[superprismatic]

Is [(2ⁿ-1)(2ⁿ-2)(2ⁿ-2²)(2ⁿ-2³)···(2ⁿ-2^n-1)] ÷ n! an integer? Why or why not?

[bonanova]

It is.

Certainly for small values of n.

[Guest]

An Integer.

I think

for all values of n

n! is always small compared to numerator

so always we shud get an integer value...

[Guest]

The product is (1/n!)Product[2^n - 2^k,{k,0,n-1}] = Product[(2^n - 2^k)/(k+1),{k,0,n-1}]

[Guest]

Is [(2ⁿ-1)(2ⁿ-2)(2ⁿ-2²)(2ⁿ-2³)···(2ⁿ-2^n-1)] ÷ n! an integer?
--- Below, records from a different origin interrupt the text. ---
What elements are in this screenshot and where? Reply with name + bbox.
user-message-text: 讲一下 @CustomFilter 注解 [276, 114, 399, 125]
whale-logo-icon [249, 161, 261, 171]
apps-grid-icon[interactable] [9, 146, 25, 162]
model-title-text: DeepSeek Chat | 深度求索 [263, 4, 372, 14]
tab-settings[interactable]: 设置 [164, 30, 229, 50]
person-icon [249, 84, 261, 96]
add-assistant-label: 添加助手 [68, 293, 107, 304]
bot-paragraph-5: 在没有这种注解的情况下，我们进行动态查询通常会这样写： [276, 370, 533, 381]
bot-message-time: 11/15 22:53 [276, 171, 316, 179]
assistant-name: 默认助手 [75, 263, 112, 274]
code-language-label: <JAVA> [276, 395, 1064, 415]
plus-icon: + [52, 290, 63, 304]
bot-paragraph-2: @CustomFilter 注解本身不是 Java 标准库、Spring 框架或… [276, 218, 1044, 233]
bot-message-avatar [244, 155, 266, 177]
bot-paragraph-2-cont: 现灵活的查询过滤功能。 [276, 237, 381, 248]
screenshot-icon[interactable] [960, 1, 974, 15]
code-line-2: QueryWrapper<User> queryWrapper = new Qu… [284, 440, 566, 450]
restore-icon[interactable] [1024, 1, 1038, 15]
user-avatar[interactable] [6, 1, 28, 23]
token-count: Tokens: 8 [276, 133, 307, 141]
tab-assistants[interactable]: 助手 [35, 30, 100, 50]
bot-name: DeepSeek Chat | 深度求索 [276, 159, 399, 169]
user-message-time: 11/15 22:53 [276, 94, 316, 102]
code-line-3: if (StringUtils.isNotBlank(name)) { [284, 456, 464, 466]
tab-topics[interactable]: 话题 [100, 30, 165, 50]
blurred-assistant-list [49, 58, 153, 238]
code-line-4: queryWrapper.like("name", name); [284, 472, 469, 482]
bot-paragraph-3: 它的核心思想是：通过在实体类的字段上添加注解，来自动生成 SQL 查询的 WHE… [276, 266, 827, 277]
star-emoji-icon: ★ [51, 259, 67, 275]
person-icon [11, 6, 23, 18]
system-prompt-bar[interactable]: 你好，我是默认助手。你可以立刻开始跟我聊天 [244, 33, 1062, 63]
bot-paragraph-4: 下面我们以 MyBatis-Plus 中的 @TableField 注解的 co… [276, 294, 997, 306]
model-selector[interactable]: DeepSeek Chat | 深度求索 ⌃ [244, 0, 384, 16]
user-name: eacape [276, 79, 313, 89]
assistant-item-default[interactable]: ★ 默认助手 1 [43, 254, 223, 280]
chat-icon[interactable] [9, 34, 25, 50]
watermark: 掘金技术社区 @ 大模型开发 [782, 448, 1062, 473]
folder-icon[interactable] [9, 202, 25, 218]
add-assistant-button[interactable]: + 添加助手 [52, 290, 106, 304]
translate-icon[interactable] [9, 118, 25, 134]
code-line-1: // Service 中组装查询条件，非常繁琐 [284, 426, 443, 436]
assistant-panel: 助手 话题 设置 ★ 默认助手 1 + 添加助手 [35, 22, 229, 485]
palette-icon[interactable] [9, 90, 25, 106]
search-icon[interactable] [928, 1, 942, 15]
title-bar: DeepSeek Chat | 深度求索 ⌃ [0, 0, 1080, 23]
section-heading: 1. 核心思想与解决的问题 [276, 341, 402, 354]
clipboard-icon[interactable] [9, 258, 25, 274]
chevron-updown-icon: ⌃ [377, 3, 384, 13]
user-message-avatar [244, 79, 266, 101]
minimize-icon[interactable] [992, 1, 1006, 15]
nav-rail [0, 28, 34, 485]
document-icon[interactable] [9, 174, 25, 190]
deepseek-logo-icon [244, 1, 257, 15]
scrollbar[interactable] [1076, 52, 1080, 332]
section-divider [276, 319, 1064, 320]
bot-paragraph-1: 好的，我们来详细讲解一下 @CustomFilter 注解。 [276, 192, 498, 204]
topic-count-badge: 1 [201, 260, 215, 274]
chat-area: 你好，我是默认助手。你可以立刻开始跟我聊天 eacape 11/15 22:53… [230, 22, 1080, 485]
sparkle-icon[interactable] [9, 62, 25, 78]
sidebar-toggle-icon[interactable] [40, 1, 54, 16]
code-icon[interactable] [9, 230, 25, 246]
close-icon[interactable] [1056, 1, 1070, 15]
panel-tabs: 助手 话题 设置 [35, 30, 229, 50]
Why or why not?

My process

Reversed order of numerator and factored out 2's to get:

2^(n-1)*(2-1)*2^(n-2)*(2²-1)....2²*(2^(n-2)-1)*2*(2^(n-1)-1)*(2ⁿ-1).

=2^{(n^2-n)}*1*3*7*15*31*63*127*255*511*1023*2047...(2ⁿ-1)

Factoring out the 2's from the denominator, we will have a maximum of 2^(n-1) so we only need worry about the odd factors in n!:

n! with 2's factored out =1*3*5*3*7*9*5*11 ....

If n=11, then 11 must be a factor of the numerator for the results to be an integer but this is not the case so this does not always result in an integer.

[Guest]

No idea why, or more likely i've misunderstood the problem, but converting the function into excel gives me some decimals pretty quickly

[Guest]

1023 is evenly divisible by 11.

i suspect its the case that for every prime number p;

2^(p-1)-1 is evenly divisible by p.

can anyone prove this?

[superprismatic]

1023 is evenly divisible by 11.

i suspect its the case that for every prime number p;

2^(p-1)-1 is evenly divisible by p.

can anyone prove this?

That is known as Fermat's Little Theorem. You can find a simple proof on line here.

[Guest]

1023 is evenly divisible by 11.

i suspect its the case that for every prime number p;

2^(p-1)-1 is evenly divisible by p.

can anyone prove this?

Thank you for correcting me. When I first started writing my response, I meant it as only a beginning then thought I saw one that didn't work. I acted too quickly without checking every possibility. I will try to be more careful next time.